Demander des comptes aux pollueurs plutôt que compter sur l’efficacité du marché
Pour que l’économie circulaire aille au-delà de la simple protection du capitalisme fossile, elle doit prendre en compte les collecteurs de déchets et recycleurs informels dans le Sud et reconnaître les limites des mécanismes basés sur le marché. C’est vrai aussi bien pour le traité international sur la pollution plastique que pour d’autres démarches régionales comme le plan d’action de l’UE pour l’économie circulaire.

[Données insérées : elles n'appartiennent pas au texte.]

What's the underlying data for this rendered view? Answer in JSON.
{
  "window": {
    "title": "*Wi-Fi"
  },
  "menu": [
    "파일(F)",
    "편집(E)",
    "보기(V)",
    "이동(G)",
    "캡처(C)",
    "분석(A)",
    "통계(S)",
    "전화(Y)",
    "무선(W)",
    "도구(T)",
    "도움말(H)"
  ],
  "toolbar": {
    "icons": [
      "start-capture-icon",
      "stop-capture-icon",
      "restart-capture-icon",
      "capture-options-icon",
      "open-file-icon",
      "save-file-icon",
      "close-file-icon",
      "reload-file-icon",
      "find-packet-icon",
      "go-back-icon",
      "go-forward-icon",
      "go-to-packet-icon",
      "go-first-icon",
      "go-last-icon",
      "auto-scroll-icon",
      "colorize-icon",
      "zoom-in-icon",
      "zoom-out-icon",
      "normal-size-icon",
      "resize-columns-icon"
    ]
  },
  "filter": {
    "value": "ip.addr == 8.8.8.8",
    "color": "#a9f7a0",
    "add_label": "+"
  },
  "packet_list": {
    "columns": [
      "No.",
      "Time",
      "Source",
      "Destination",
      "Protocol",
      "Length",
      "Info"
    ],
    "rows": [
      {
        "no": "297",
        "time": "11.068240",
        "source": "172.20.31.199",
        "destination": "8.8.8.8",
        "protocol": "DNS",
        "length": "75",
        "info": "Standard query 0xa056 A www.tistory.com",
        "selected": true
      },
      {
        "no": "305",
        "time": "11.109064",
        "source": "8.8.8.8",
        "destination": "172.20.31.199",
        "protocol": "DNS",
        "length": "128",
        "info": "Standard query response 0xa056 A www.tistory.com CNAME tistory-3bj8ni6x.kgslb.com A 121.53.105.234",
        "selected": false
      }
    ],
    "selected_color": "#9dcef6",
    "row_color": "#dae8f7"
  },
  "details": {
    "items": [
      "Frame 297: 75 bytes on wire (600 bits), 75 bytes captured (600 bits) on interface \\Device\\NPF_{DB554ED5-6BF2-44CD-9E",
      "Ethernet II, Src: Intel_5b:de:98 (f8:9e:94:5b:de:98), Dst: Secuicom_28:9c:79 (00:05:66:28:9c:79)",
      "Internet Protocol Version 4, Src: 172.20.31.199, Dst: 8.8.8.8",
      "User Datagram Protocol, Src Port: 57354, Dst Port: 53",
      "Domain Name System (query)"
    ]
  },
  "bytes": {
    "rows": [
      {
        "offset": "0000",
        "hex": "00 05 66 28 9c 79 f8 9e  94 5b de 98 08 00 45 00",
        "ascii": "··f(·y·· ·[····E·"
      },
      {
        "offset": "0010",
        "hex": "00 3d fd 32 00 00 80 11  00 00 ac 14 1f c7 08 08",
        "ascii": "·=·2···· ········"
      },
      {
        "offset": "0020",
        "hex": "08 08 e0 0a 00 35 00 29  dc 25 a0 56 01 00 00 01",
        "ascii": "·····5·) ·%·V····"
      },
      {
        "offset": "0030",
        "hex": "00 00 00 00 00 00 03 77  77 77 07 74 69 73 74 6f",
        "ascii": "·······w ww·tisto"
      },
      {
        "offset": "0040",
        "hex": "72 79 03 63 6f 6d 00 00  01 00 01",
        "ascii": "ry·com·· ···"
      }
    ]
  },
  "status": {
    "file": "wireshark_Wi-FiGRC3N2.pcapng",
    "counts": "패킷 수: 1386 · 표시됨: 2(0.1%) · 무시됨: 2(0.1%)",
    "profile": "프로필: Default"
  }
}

En effet, toute stratégie de lutte contre la pollution plastique basée sur le marché et axée sur le profit est susceptible de reproduire ces schémas d’inégalité. Et par la même occasion, de pérenniser les injustices systémiques qui soutiennent le statu quo. Pour une transition vraiment juste, la lutte contre la pollution plastique ne doit donc pas devenir une opportunité de croissance économique ou de profit.
Au contraire, nous avons besoin d’une approche centrée sur la réparation. Il faut d’abord, pour cela, reconnaître les contributions historiques des collecteurs informels du plastique ainsi que les préjudices qu’ils subissent. Puis redistribuer les ressources aux personnes les plus touchées et créer des systèmes qui donnent la priorité à la restauration de l’environnement et à la justice sociale plutôt qu’au profit des entreprises.
Une économie circulaire bien financée devrait d’abord renforcer le pouvoir des travailleurs, puis améliorer les capacités des infrastructures et réduire la concentration de ces déchets en produits chimiques toxiques, plutôt que de s’appuyer sur des solutions basées sur le marché qui aggravent les inégalités.
Les vraies solutions consistent à demander des comptes aux pollueurs et à adopter des approches circulaires fondées sur la sobriété et la réparation, et non sur l’efficacité du marché.